There were 145 survivors and 21 deaths. In logistic regression analyses, significant predictors of mortality were lower left ventricular ejection fraction (LVEF) and poorer scores on measures of global congnitive function Mini-Mental State Examination [MMSE], working memory, memory, psychomotor speed, and executive function. Memory loss was the most predictive cognitive function variable (overall chi(2) = 17.97, df = 2, P < .001; Nagelkerke R(2) = 0.20). Gender was a significant covariate in 2 models, with men more likely to die. Age, comorbidity, depressive symptoms, and health-related quality of life were not significant predictors. In further analyses, significant predictors of mortality were lower systolic blood pressure and poorer global cognitive function, working memory, memory, psychomotor speed, and executive function, with memory being the most predictive.
As hypothesized, lower LVEF and memory dysfunction predicted mortality. Poorer global cognitive score as determined by the MMSE, working memory, psychomotor speed, and executive function were also significant predictors. LVEF or systolic blood pressure had similar predictive values. Interventions are urgently needed to prevent and manage memory loss in HF.

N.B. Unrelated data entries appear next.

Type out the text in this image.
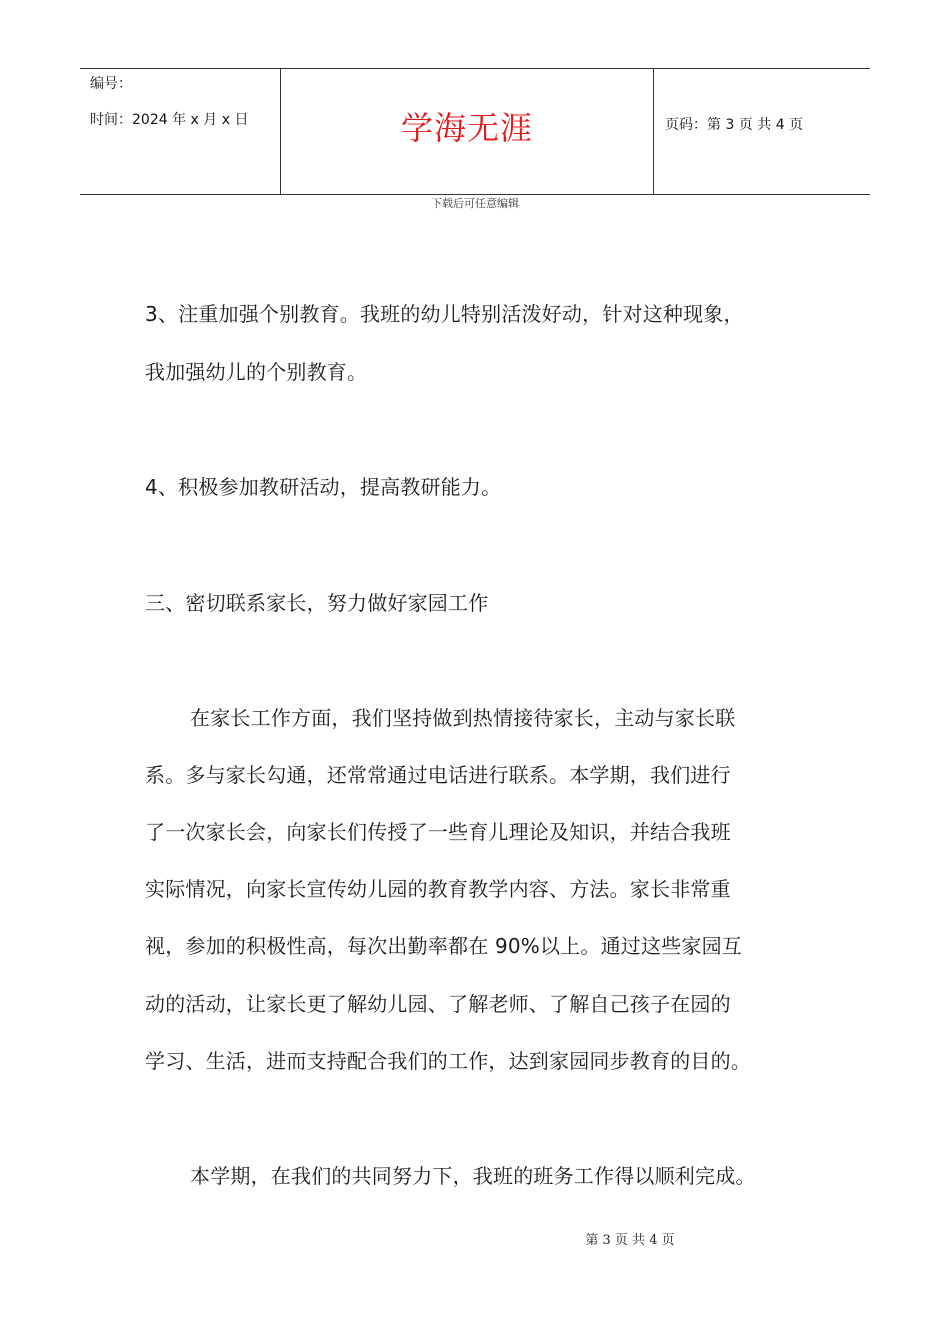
编号：
时间：2024 年 x 月 x 日	学海无涯	页码：第 3 页 共 4 页
下载后可任意编辑
3、注重加强个别教育。我班的幼儿特别活泼好动，针对这种现象，
我加强幼儿的个别教育。
4、积极参加教研活动，提高教研能力。
三、密切联系家长，努力做好家园工作
在家长工作方面，我们坚持做到热情接待家长，主动与家长联
系。多与家长勾通，还常常通过电话进行联系。本学期，我们进行
了一次家长会，向家长们传授了一些育儿理论及知识，并结合我班
实际情况，向家长宣传幼儿园的教育教学内容、方法。家长非常重
视，参加的积极性高，每次出勤率都在 90%以上。通过这些家园互
动的活动，让家长更了解幼儿园、了解老师、了解自己孩子在园的
学习、生活，进而支持配合我们的工作，达到家园同步教育的目的。
本学期，在我们的共同努力下，我班的班务工作得以顺利完成。
第 3 页 共 4 页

本研究旨在评估特定认知能力障碍是否可预测收缩性心力衰竭(HF)成人的死亡风险。
共 166 例 HF 稳定门诊患者使用神经心理学测试成套测验评估语言、工作记忆、记忆、视空间能力、运动速度和执行功能方面的认知功能。还测量了人口统计学和临床变量、合并症、抑郁症状和健康相关生活质量。随访 12 个月以确定全因死亡率。

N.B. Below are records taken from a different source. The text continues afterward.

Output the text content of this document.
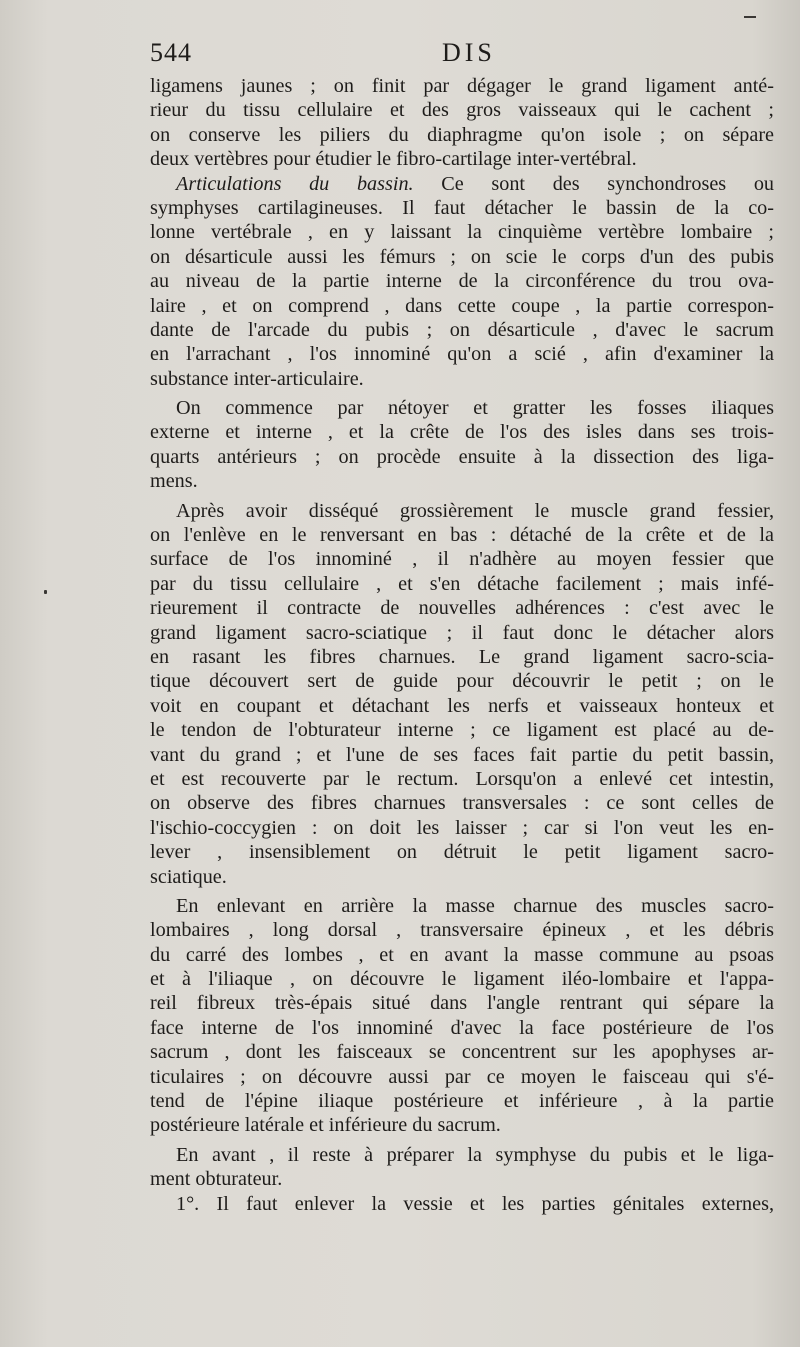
544	DIS
ligamens jaunes ; on finit par dégager le grand ligament anté-
rieur du tissu cellulaire et des gros vaisseaux qui le cachent ;
on conserve les piliers du diaphragme qu'on isole ; on sépare
deux vertèbres pour étudier le fibro-cartilage inter-vertébral.
Articulations du bassin. Ce sont des synchondroses ou
symphyses cartilagineuses. Il faut détacher le bassin de la co-
lonne vertébrale , en y laissant la cinquième vertèbre lombaire ;
on désarticule aussi les fémurs ; on scie le corps d'un des pubis
au niveau de la partie interne de la circonférence du trou ova-
laire , et on comprend , dans cette coupe , la partie correspon-
dante de l'arcade du pubis ; on désarticule , d'avec le sacrum
en l'arrachant , l'os innominé qu'on a scié , afin d'examiner la
substance inter-articulaire.
On commence par nétoyer et gratter les fosses iliaques
externe et interne , et la crête de l'os des isles dans ses trois-
quarts antérieurs ; on procède ensuite à la dissection des liga-
mens.
Après avoir disséqué grossièrement le muscle grand fessier,
on l'enlève en le renversant en bas : détaché de la crête et de la
surface de l'os innominé , il n'adhère au moyen fessier que
par du tissu cellulaire , et s'en détache facilement ; mais infé-
rieurement il contracte de nouvelles adhérences : c'est avec le
grand ligament sacro-sciatique ; il faut donc le détacher alors
en rasant les fibres charnues. Le grand ligament sacro-scia-
tique découvert sert de guide pour découvrir le petit ; on le
voit en coupant et détachant les nerfs et vaisseaux honteux et
le tendon de l'obturateur interne ; ce ligament est placé au de-
vant du grand ; et l'une de ses faces fait partie du petit bassin,
et est recouverte par le rectum. Lorsqu'on a enlevé cet intestin,
on observe des fibres charnues transversales : ce sont celles de
l'ischio-coccygien : on doit les laisser ; car si l'on veut les en-
lever , insensiblement on détruit le petit ligament sacro-
sciatique.
En enlevant en arrière la masse charnue des muscles sacro-
lombaires , long dorsal , transversaire épineux , et les débris
du carré des lombes , et en avant la masse commune au psoas
et à l'iliaque , on découvre le ligament iléo-lombaire et l'appa-
reil fibreux très-épais situé dans l'angle rentrant qui sépare la
face interne de l'os innominé d'avec la face postérieure de l'os
sacrum , dont les faisceaux se concentrent sur les apophyses ar-
ticulaires ; on découvre aussi par ce moyen le faisceau qui s'é-
tend de l'épine iliaque postérieure et inférieure , à la partie
postérieure latérale et inférieure du sacrum.
En avant , il reste à préparer la symphyse du pubis et le liga-
ment obturateur.
1°. Il faut enlever la vessie et les parties génitales externes,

145 例患者存活,21 例死亡。在逻辑回归分析中,死亡率的显著预测因子是较低的左心室射血分数(LVEF)和更差的整体认知功能测量值,包括简易精神状态检查(MMSE)、工作记忆、记忆、运动速度和执行功能。记忆丧失是最具预测性的认知功能变量(总卡方=17.97,自由度=2,P<.001;Nagelkerke R²=0.20)。性别是 2 个模型中的重要协变量,男性更有可能死亡。年龄、合并症、抑郁症状和健康相关生活质量不是显著预测因子。在进一步的分析中,死亡率的显著预测因子是较低的收缩压和更差的整体认知功能、工作记忆、记忆、运动速度和执行功能,其中记忆是最具预测性的。
与假设一致,较低的 LVEF 和记忆障碍预测死亡。更差的整体认知评分(由 MMSE 确定)、工作记忆、运动速度和执行功能也是显著的预测因子。LVEF 或收缩压具有相似的预测价值。迫切需要干预措施来预防和管理 HF 中的记忆丧失。